Colorectal cancer treatment may be on the verge of a significant shift, thanks to new clinical trial results from University College London. The NEOPRISM-CRC trial tested whether giving immunotherapy before surgery — rather than chemotherapy after — could improve outcomes for patients with a genetically distinct subtype of bowel cancer known as MMR-deficient or MSI-high colorectal cancer.

The results are striking. Among 32 patients with stage two or three colorectal cancer who received just nine weeks of pembrolizumab before surgery, none have experienced a cancer recurrence after nearly three years of follow-up. By comparison, standard care — surgery followed by months of chemotherapy — sees roughly 25% of patients relapse within the same timeframe. Early in the trial, 59% of patients showed no detectable cancer after completing immunotherapy and undergoing surgery, but even those with residual cancer saw no progression.

A key secondary finding involves personalized blood-based diagnostics. Researchers developed tests capable of detecting circulating tumor DNA in the bloodstream, offering a potential early signal of whether treatment is working. This could allow oncologists to identify patients who need more aggressive follow-up versus those who may safely reduce therapy — a meaningful step toward precision oncology.

The practical implications extend beyond this specific subtype. MMR-deficient colorectal cancer accounts for 10–15% of stage two and three cases, meaning tens of thousands of patients globally could potentially benefit if these results hold in larger trials. Bowel cancer is the fourth most common cancer in the UK, with 44,000 new diagnoses annually, and survival drops sharply with advancing stage.

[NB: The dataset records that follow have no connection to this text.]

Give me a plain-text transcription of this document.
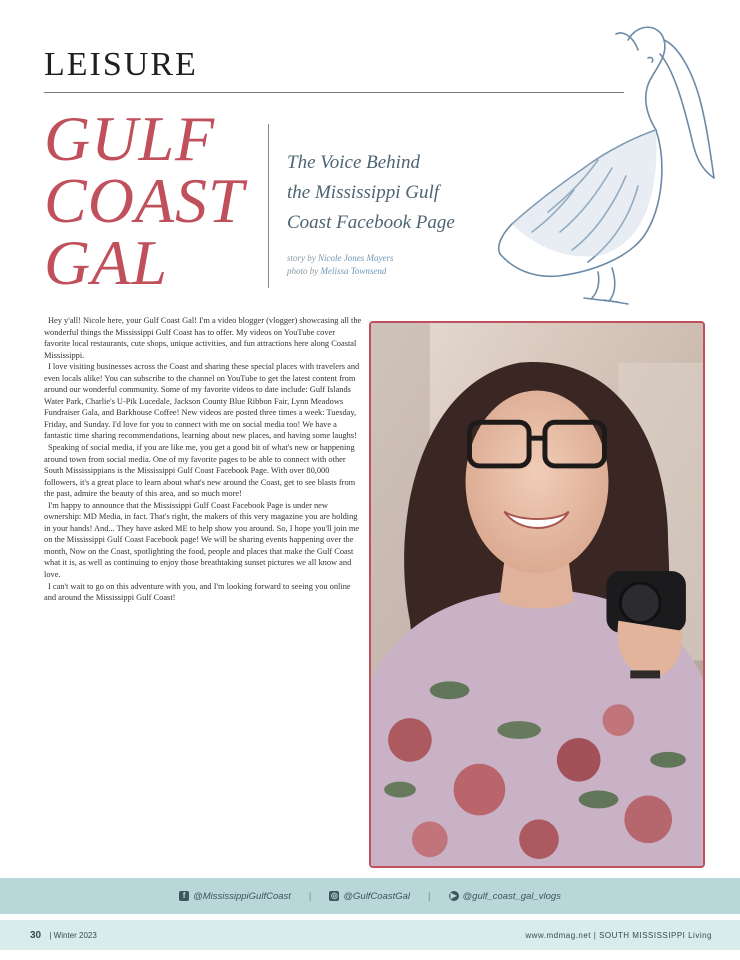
LEISURE
GULF
COAST
GAL
The Voice Behind
the Mississippi Gulf
Coast Facebook Page
story by Nicole Jones Mayers
photo by Melissa Townsend

Hey y'all! Nicole here, your Gulf Coast Gal! I'm a video blogger (vlogger) showcasing all the wonderful things the Mississippi Gulf Coast has to offer. My videos on YouTube cover favorite local restaurants, cute shops, unique activities, and fun attractions here along Coastal Mississippi.

I love visiting businesses across the Coast and sharing these special places with travelers and even locals alike! You can subscribe to the channel on YouTube to get the latest content from around our wonderful community. Some of my favorite videos to date include: Gulf Islands Water Park, Charlie's U-Pik Lucedale, Jackson County Blue Ribbon Fair, Lynn Meadows Fundraiser Gala, and Barkhouse Coffee! New videos are posted three times a week: Tuesday, Friday, and Sunday. I'd love for you to connect with me on social media too! We have a fantastic time sharing recommendations, learning about new places, and having some laughs!

Speaking of social media, if you are like me, you get a good bit of what's new or happening around town from social media. One of my favorite pages to be able to connect with other South Mississippians is the Mississippi Gulf Coast Facebook Page. With over 80,000 followers, it's a great place to learn about what's new around the Coast, get to see blasts from the past, admire the beauty of this area, and so much more!

I'm happy to announce that the Mississippi Gulf Coast Facebook Page is under new ownership: MD Media, in fact. That's right, the makers of this very magazine you are holding in your hands! And... They have asked ME to help show you around. So, I hope you'll join me on the Mississippi Gulf Coast Facebook page! We will be sharing events happening over the month, Now on the Coast, spotlighting the food, people and places that make the Gulf Coast what it is, as well as continuing to enjoy those breathtaking sunset pictures we all know and love.

I can't wait to go on this adventure with you, and I'm looking forward to seeing you online and around the Mississippi Gulf Coast!

f @MississippiGulfCoast | ◎ @GulfCoastGal | ▶ @gulf_coast_gal_vlogs
30 | Winter 2023	www.mdmag.net | SOUTH MISSISSIPPI Living
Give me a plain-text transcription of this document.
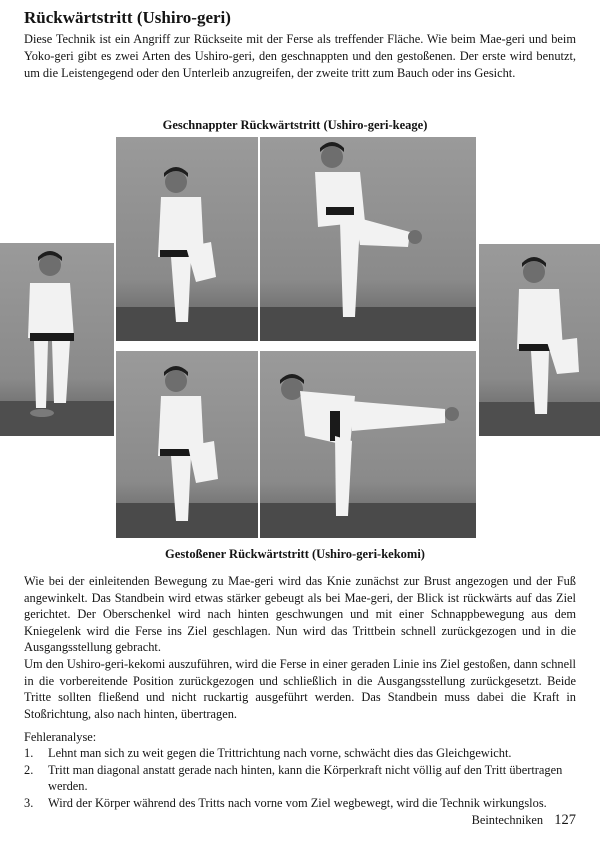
Rückwärtstritt (Ushiro-geri)

Diese Technik ist ein Angriff zur Rückseite mit der Ferse als treffender Fläche. Wie beim Mae-geri und beim Yoko-geri gibt es zwei Arten des Ushiro-geri, den geschnappten und den gestoßenen. Der erste wird benutzt, um die Leistengegend oder den Unterleib anzugreifen, der zweite tritt zum Bauch oder ins Gesicht.

Geschnappter Rückwärtstritt (Ushiro-geri-keage)
Gestoßener Rückwärtstritt (Ushiro-geri-kekomi)

Wie bei der einleitenden Bewegung zu Mae-geri wird das Knie zunächst zur Brust angezogen und der Fuß angewinkelt. Das Standbein wird etwas stärker gebeugt als bei Mae-geri, der Blick ist rückwärts auf das Ziel gerichtet. Der Oberschenkel wird nach hinten geschwungen und mit einer Schnappbewegung aus dem Kniegelenk wird die Ferse ins Ziel geschlagen. Nun wird das Trittbein schnell zurückgezogen und in die Ausgangsstellung gebracht.

Um den Ushiro-geri-kekomi auszuführen, wird die Ferse in einer geraden Linie ins Ziel gestoßen, dann schnell in die vorbereitende Position zurückgezogen und schließlich in die Ausgangsstellung zurückgesetzt. Beide Tritte sollten fließend und nicht ruckartig ausgeführt werden. Das Standbein muss dabei die Kraft in Stoßrichtung, also nach hinten, übertragen.

Fehleranalyse:
1.	Lehnt man sich zu weit gegen die Trittrichtung nach vorne, schwächt dies das Gleichgewicht.
2.	Tritt man diagonal anstatt gerade nach hinten, kann die Körperkraft nicht völlig auf den Tritt übertragen werden.
3.	Wird der Körper während des Tritts nach vorne vom Ziel wegbewegt, wird die Technik wirkungslos.
Beintechniken 127
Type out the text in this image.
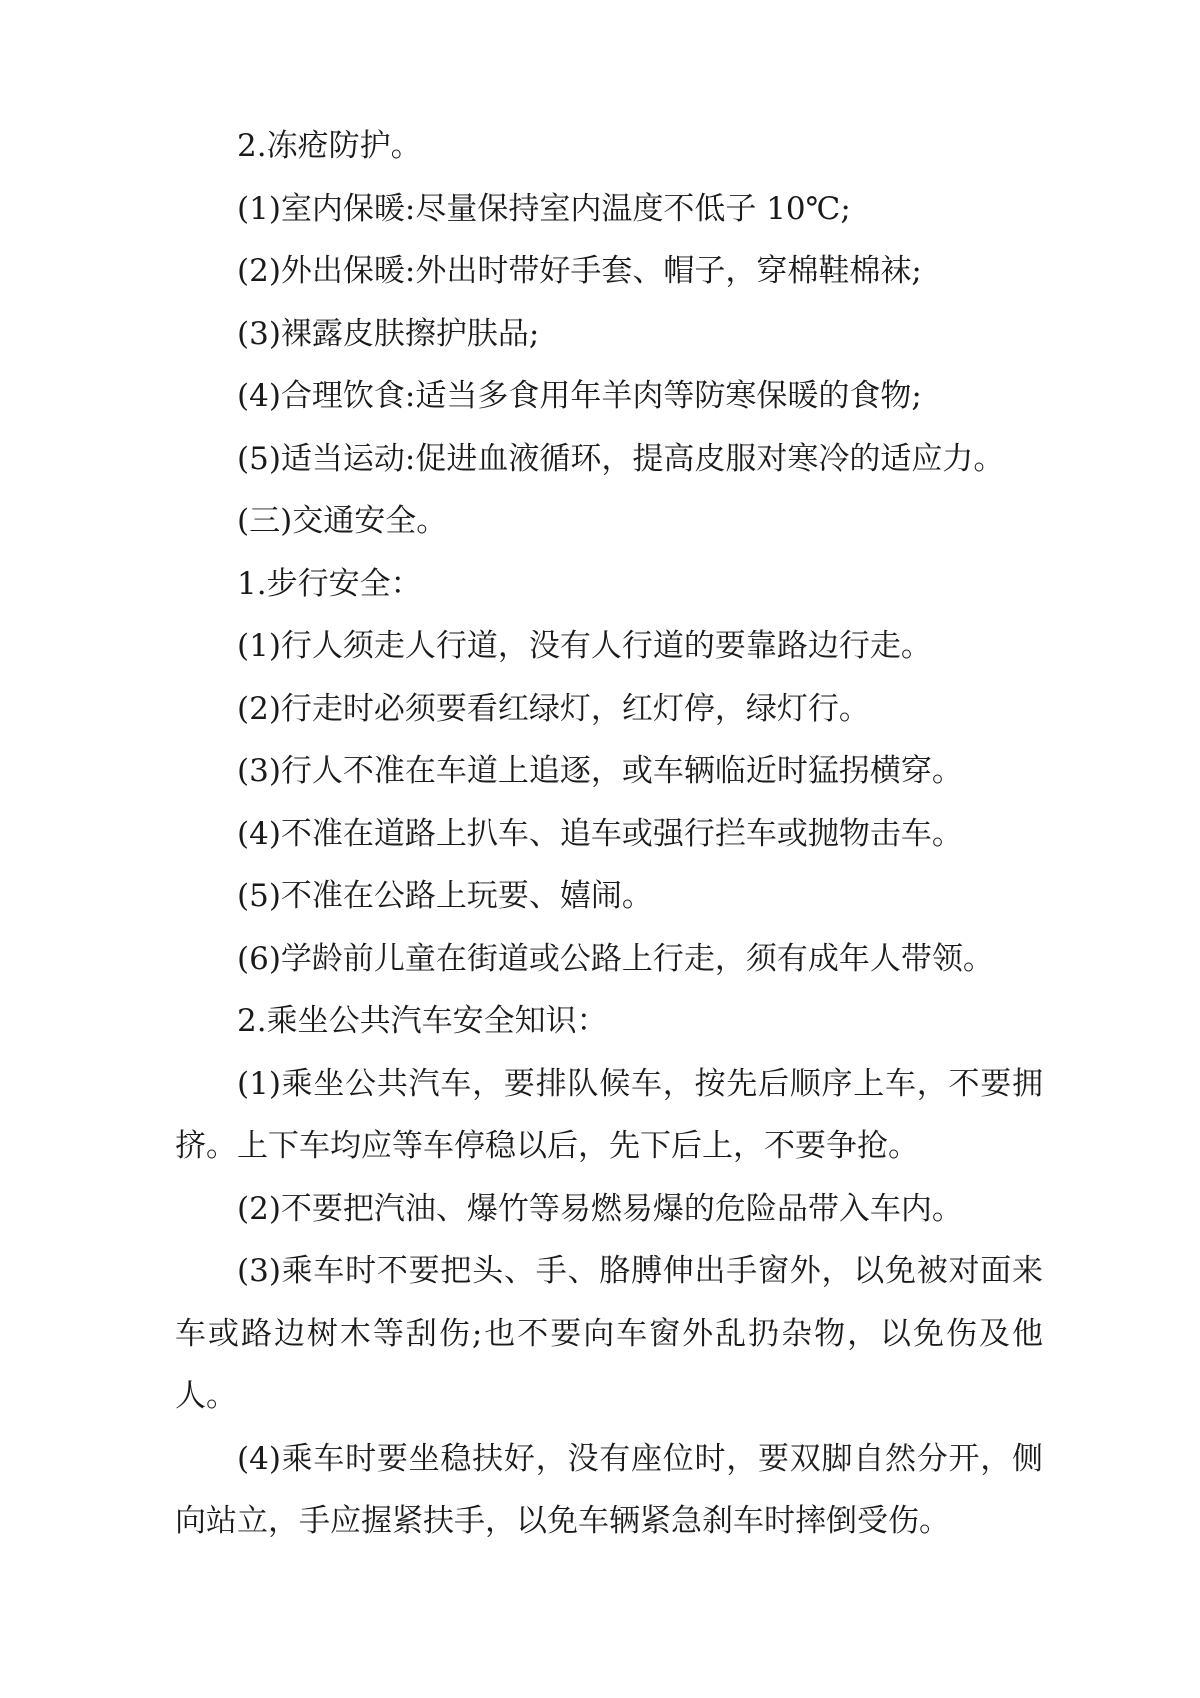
2.冻疮防护。

(1)室内保暖:尽量保持室内温度不低子 10℃;

(2)外出保暖:外出时带好手套、帽子，穿棉鞋棉袜;

(3)裸露皮肤擦护肤品;

(4)合理饮食:适当多食用年羊肉等防寒保暖的食物;

(5)适当运动:促进血液循环，提高皮服对寒冷的适应力。

(三)交通安全。

1.步行安全：

(1)行人须走人行道，没有人行道的要靠路边行走。

(2)行走时必须要看红绿灯，红灯停，绿灯行。

(3)行人不准在车道上追逐，或车辆临近时猛拐横穿。

(4)不准在道路上扒车、追车或强行拦车或抛物击车。

(5)不准在公路上玩要、嬉闹。

(6)学龄前儿童在街道或公路上行走，须有成年人带领。

2.乘坐公共汽车安全知识：

(1)乘坐公共汽车，要排队候车，按先后顺序上车，不要拥挤。上下车均应等车停稳以后，先下后上，不要争抢。

(2)不要把汽油、爆竹等易燃易爆的危险品带入车内。

(3)乘车时不要把头、手、胳膊伸出手窗外，以免被对面来车或路边树木等刮伤;也不要向车窗外乱扔杂物，以免伤及他人。

(4)乘车时要坐稳扶好，没有座位时，要双脚自然分开，侧向站立，手应握紧扶手，以免车辆紧急刹车时摔倒受伤。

Important caveats apply. The trial enrolled only 32 patients, making it a small early-phase study. Larger, randomized controlled trials are needed before this approach becomes standard care. Nonetheless, the zero-relapse outcome at 33 months is a clinically meaningful signal that warrants urgent follow-up research.

Key Findings

  • Zero cancer relapses recorded after 33 months in patients given pre-surgery pembrolizumab immunotherapy.
  • 59% of patients showed no detectable cancer after completing immunotherapy before surgery.
  • Standard post-surgery chemotherapy sees roughly 25% relapse within three years — immunotherapy may outperform it.
  • Personalized blood tests detecting tumor DNA could predict treatment success and guide therapy intensity.
  • MMR-deficient colorectal cancer affects 10–15% of stage 2–3 patients, representing a sizable eligible population.

Methodology

This is a news summary of the NEOPRISM-CRC clinical trial led by UCL and UCLH, reported via ScienceDaily. The source institution is credible and the trial represents prospective clinical evidence, though the study is small (n=32) and likely early-phase without a randomized control arm. Primary peer-reviewed publication should be consulted for full methodology and statistical detail.

Study Limitations

The trial included only 32 patients, limiting statistical power and generalizability. No randomized control group was used, making direct causal comparison to standard care difficult. Longer follow-up and larger phase III trials are needed before this protocol can be recommended as standard clinical practice.